Kara Kuzhambu
Cuisine Style: Tamilnadu, Cooking Time: 45 minutes, To Serve: 4, Take with: rice,
Type: Lunch Gravy
Ingredients
- Onion - 1 chopped
- Fenugreek - 2 tsp *
- Green chilly - 1
- Tomato - 2 Chopped (Small)
- Red chilly powder - 1 tbsp
- Dry red chilly – 2
- Ginger - A small piece
- Garlic – 5 flakes
- Tamarind – 10 gm
- Turmeric powder - 1 tbsp
- Mustard- tsp
- Jaggery a little piece
- Urad Dal - tsp
- Cumin seeds - tsp
- *Dry roast (dont add oil for frying) fenugreek and grind to fine powder.
Preparation
- Dry roast the rice and the pepper and grind it along with onion (Half) into a smooth paste and keep it aside.

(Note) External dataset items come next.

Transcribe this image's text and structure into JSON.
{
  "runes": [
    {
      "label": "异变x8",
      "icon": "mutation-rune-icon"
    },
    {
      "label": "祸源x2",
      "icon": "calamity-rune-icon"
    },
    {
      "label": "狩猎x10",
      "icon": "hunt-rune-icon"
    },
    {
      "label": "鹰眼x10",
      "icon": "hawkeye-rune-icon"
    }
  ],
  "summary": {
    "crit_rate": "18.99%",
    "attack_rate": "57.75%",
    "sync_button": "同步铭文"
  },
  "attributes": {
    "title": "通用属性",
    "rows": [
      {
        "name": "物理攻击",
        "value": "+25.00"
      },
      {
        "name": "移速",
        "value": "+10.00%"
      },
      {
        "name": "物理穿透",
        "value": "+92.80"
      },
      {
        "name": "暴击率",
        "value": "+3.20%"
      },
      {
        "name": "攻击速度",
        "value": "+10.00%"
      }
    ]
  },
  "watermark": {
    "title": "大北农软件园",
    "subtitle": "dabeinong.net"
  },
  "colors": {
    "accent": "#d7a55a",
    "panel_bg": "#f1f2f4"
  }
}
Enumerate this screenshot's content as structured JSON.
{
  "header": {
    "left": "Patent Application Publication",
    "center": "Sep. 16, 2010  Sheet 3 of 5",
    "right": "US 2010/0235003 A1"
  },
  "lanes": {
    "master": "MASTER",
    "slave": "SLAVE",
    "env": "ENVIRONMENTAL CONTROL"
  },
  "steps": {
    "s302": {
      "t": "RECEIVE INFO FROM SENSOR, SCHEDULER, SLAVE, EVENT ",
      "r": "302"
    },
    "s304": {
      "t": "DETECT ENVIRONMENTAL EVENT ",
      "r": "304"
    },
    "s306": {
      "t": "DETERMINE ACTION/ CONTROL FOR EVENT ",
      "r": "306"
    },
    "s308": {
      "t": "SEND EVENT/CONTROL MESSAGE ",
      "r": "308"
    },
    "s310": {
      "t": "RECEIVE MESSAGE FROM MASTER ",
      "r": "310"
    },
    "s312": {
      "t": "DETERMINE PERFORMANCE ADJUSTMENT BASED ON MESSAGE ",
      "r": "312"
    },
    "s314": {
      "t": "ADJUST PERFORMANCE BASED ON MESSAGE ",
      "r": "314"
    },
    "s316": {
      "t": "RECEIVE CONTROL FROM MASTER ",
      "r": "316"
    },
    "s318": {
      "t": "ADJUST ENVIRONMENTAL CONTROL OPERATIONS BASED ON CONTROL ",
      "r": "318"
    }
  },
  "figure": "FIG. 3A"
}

- Smash ginger and garlic and keep aside.
- Heat oil in pan and pop mustard, Urad Dal and cumin seeds and then add the chopped onions and fry until it turns brown / transparent.
- Sprinkle fenugreek powder over the mixture.

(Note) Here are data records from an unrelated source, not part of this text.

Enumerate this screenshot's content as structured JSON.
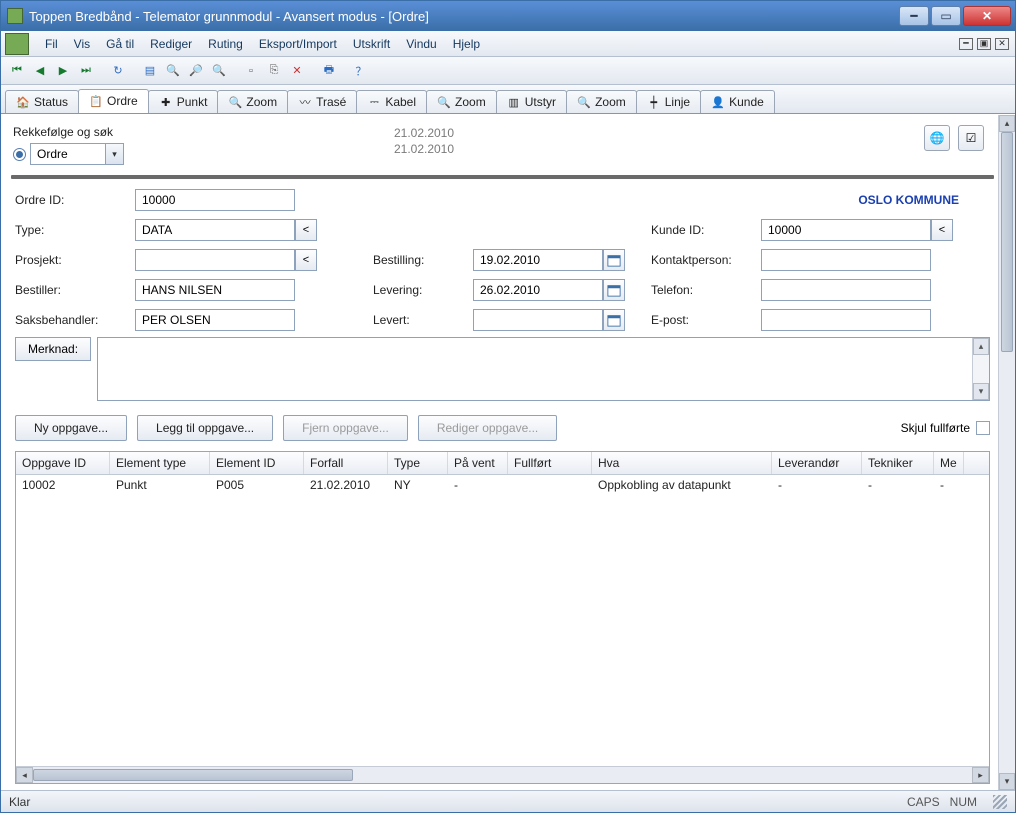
{
  "title": "Toppen Bredbånd - Telemator grunnmodul - Avansert modus - [Ordre]",
  "menu": [
    "Fil",
    "Vis",
    "Gå til",
    "Rediger",
    "Ruting",
    "Eksport/Import",
    "Utskrift",
    "Vindu",
    "Hjelp"
  ],
  "tabs": [
    {
      "label": "Status",
      "icon": "🏠"
    },
    {
      "label": "Ordre",
      "icon": "📋",
      "active": true
    },
    {
      "label": "Punkt",
      "icon": "✚"
    },
    {
      "label": "Zoom",
      "icon": "🔍"
    },
    {
      "label": "Trasé",
      "icon": "〰"
    },
    {
      "label": "Kabel",
      "icon": "⎓"
    },
    {
      "label": "Zoom",
      "icon": "🔍"
    },
    {
      "label": "Utstyr",
      "icon": "▥"
    },
    {
      "label": "Zoom",
      "icon": "🔍"
    },
    {
      "label": "Linje",
      "icon": "┿"
    },
    {
      "label": "Kunde",
      "icon": "👤"
    }
  ],
  "sort": {
    "label": "Rekkefølge og søk",
    "selected": "Ordre"
  },
  "top_dates": [
    "21.02.2010",
    "21.02.2010"
  ],
  "company": "OSLO KOMMUNE",
  "form": {
    "ordreid_label": "Ordre ID:",
    "ordreid": "10000",
    "type_label": "Type:",
    "type": "DATA",
    "prosjekt_label": "Prosjekt:",
    "prosjekt": "",
    "bestiller_label": "Bestiller:",
    "bestiller": "HANS NILSEN",
    "saksbehandler_label": "Saksbehandler:",
    "saksbehandler": "PER OLSEN",
    "bestilling_label": "Bestilling:",
    "bestilling": "19.02.2010",
    "levering_label": "Levering:",
    "levering": "26.02.2010",
    "levert_label": "Levert:",
    "levert": "",
    "kundeid_label": "Kunde ID:",
    "kundeid": "10000",
    "kontakt_label": "Kontaktperson:",
    "kontakt": "",
    "telefon_label": "Telefon:",
    "telefon": "",
    "epost_label": "E-post:",
    "epost": ""
  },
  "merknad_label": "Merknad:",
  "buttons": {
    "ny": "Ny oppgave...",
    "legg": "Legg til oppgave...",
    "fjern": "Fjern oppgave...",
    "rediger": "Rediger oppgave...",
    "skjul": "Skjul fullførte"
  },
  "table": {
    "headers": [
      "Oppgave ID",
      "Element type",
      "Element ID",
      "Forfall",
      "Type",
      "På vent",
      "Fullført",
      "Hva",
      "Leverandør",
      "Tekniker",
      "Me"
    ],
    "rows": [
      {
        "oppgaveid": "10002",
        "eltype": "Punkt",
        "elid": "P005",
        "forfall": "21.02.2010",
        "type": "NY",
        "pavent": "-",
        "fullfort": "",
        "hva": "Oppkobling av datapunkt",
        "lev": "-",
        "tek": "-",
        "me": "-"
      }
    ]
  },
  "status": {
    "left": "Klar",
    "caps": "CAPS",
    "num": "NUM"
  }
}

- Add the ginger and garlic paste and chopped tomato and mash the tomato well.
- Now sprinkle the Chilly powder, the turmeric and add a cup of water and bring it to boil.
- Once it is boiled add the tamarind extract and close it with a lid. Cook it for 5 more minutes.
- Add the ground paste and salt.
- Once the Curry becomes thick add a little piece of jaggery and simmer for 1 minute.
- Serve with boiled rice.
Note
- Brinjal, ladies finger can be added to this spicy gravy.
Tip
- It’s a best side dish for Dosa and Idli.
How this Kara Kuzhambu recipe is Unique?
- Grinding of onions with Urdal is unique combination that adds thick and taste to the gravy.